また、これらのタスクに加えて、女性の場合はメーク落としや結髪、肌の手入れなど美容関連の動作がさらに加わります。そして、それぞれをさらに小さなタスクに分解できます。

このように、入浴と一言で言えてしまう動作は、驚くほど多くの作業工程を含んでいることが改めて分かります。面倒に感じない方が実は不思議なのかもしれません。

Q.ネット上では、「風呂に入るのが面倒に感じる場合、うつ病の可能性がある」という内容の情報がありますが、本当なのでしょうか。

飯島さん「細々とした動作を組み合わせ、1つの目標を達する能力を『遂行機能(実行機能)』と呼びます。例えば、入浴は高い遂行機能が要求される行動の一つです。

脳が正常に動作している場合、遂行機能は無意識のうちに問題なく働く一方、脳卒中や認知症などで脳の前頭葉に障害が生じると、遂行機能が十分に働かなくなることが知られています。

近年、うつ病の場合でも、遂行機能に大きな障害が生じることが学術的に明らかになってきています(※1)。そのため、うつ病の人が入浴動作を十分に行えなくなることも容易に想像できます。

また、『日本うつ病学会 うつ病看護ガイドライン(2020)』の中では、『うつ病患者は、(中略)うつ気分によりセルフケアが妨げられ、生活機能全般を維持することが困難になる』という記載があります。この生活機能全般には当然、入浴も含まれています。

お風呂に入るのが面倒になったからといって、必ずしもうつ病の初期段階とは限りませんが、うつ病の可能性は否定できないでしょう」

Q.実際にうつ病の人は、風呂に入りたがらない傾向にあるのでしょうか。

飯島さん「実際の診療では、私は『お風呂に入りたくない』『お風呂に入れなくなった』といったことを訴えるうつ病の人によく会います。先述のうつ病看護ガイドラインのように、そもそも、うつ病は日常生活全般が困難になる病気なので、当たり前といえば当たり前です。

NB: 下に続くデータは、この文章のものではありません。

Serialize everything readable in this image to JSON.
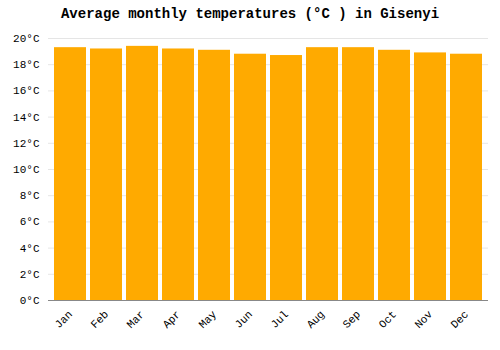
{
  "chart_data": {
    "type": "bar",
    "title": "Average monthly temperatures (°C ) in Gisenyi",
    "categories": [
      "Jan",
      "Feb",
      "Mar",
      "Apr",
      "May",
      "Jun",
      "Jul",
      "Aug",
      "Sep",
      "Oct",
      "Nov",
      "Dec"
    ],
    "values": [
      19.3,
      19.2,
      19.4,
      19.2,
      19.1,
      18.8,
      18.7,
      19.3,
      19.3,
      19.1,
      18.9,
      18.8
    ],
    "color": "#FFAA00",
    "ylim": [
      0,
      20
    ],
    "yticks": [
      {
        "value": 0,
        "label": "0°C"
      },
      {
        "value": 2,
        "label": "2°C"
      },
      {
        "value": 4,
        "label": "4°C"
      },
      {
        "value": 6,
        "label": "6°C"
      },
      {
        "value": 8,
        "label": "8°C"
      },
      {
        "value": 10,
        "label": "10°C"
      },
      {
        "value": 12,
        "label": "12°C"
      },
      {
        "value": 14,
        "label": "14°C"
      },
      {
        "value": 16,
        "label": "16°C"
      },
      {
        "value": 18,
        "label": "18°C"
      },
      {
        "value": 20,
        "label": "20°C"
      }
    ],
    "grid": true
  }
}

私のクリニックでも、患者さんがお風呂に入れているかどうかをよくチェックします。例えば、週に1~2回しか入浴できていなかったうつ病の患者さんの中には、症状の回復とともに入浴回数が増えていく人がいます。

一方、『十分回復しました』とおっしゃる患者さんに話を聞いてみると、実は毎日入浴できていないことが分かるケースがあり、その際はまだ全快ではないと判断します。

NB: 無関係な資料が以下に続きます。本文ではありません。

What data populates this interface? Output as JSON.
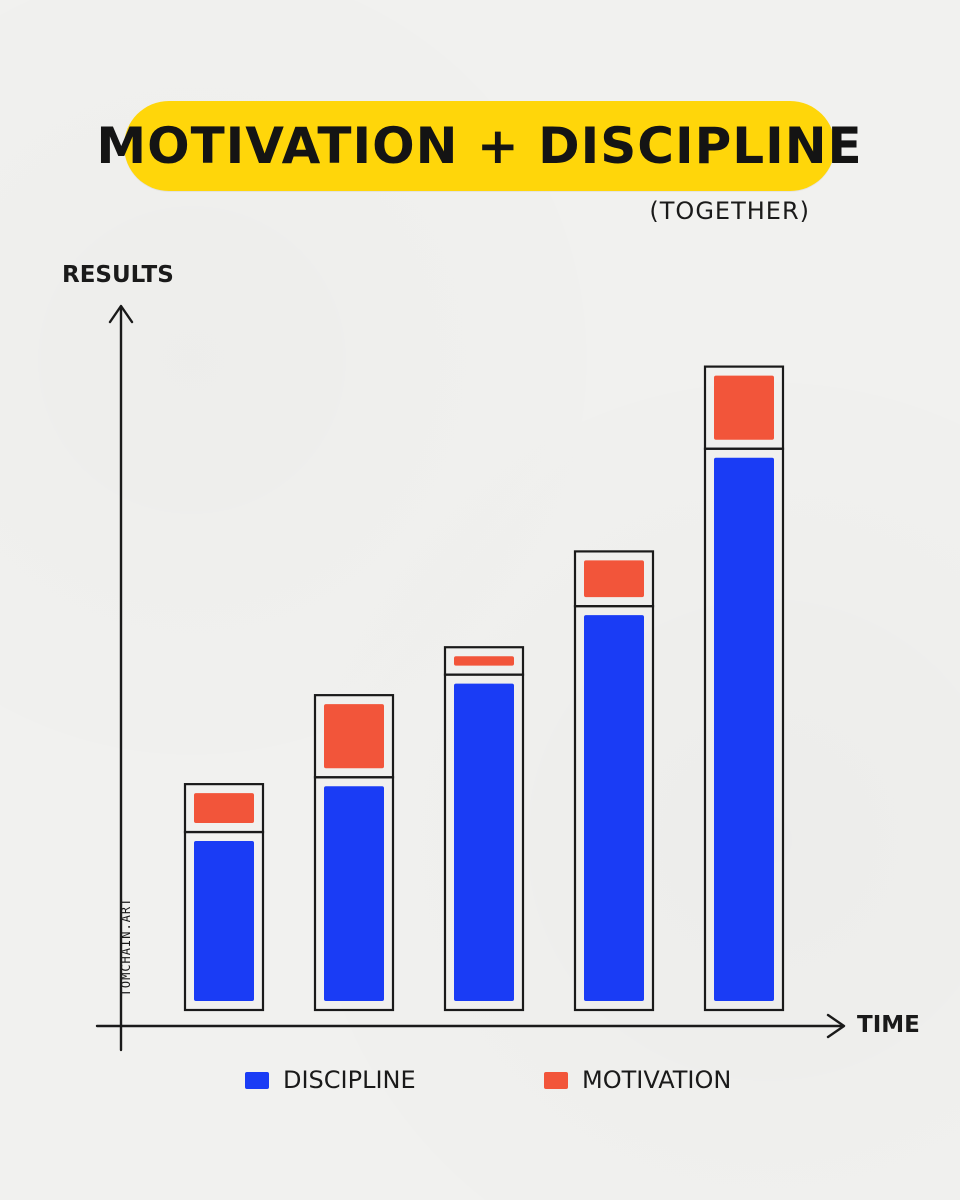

また、私の専門分野とも関係しますが、お子さんのうつ病の診療をするときには、『お風呂に入ることをどれくらい嫌がるか』をかなり参考にしています。子どもは自分でうまく症状を訴えることができないため、こうした客観的な情報が大変重要になるからです。

うつ病の人の日常生活にどのような支障が出るのかについて、詳細に報告した論文はほとんど見当たりませんでした。恐らく、うつ病の人の日常生活が困難にさらされるのは医学的に常識過ぎて、研究テーマにする人が少ないのではないでしょうか」

Q.入浴が面倒だと感じるようになった場合、どのように対処すればよいのでしょうか。

飯島さん「入浴のような高い遂行機能を要求するタスクを処理しにくいと感じる場合、脳に疲労がたまっていると考えることもできるでしょう。その際は自分の心身をいたわり、そういった傾向が悪化しているかどうか、経過を見ると良いと思います。悪化する一方であれば、医療機関に相談することをお勧めします」

【参考文献】
(※1)Rock PL et al.Cognitive impairment in depression:in a systematic review and meta-analysis.Psychol Med.2014;44:2029-40.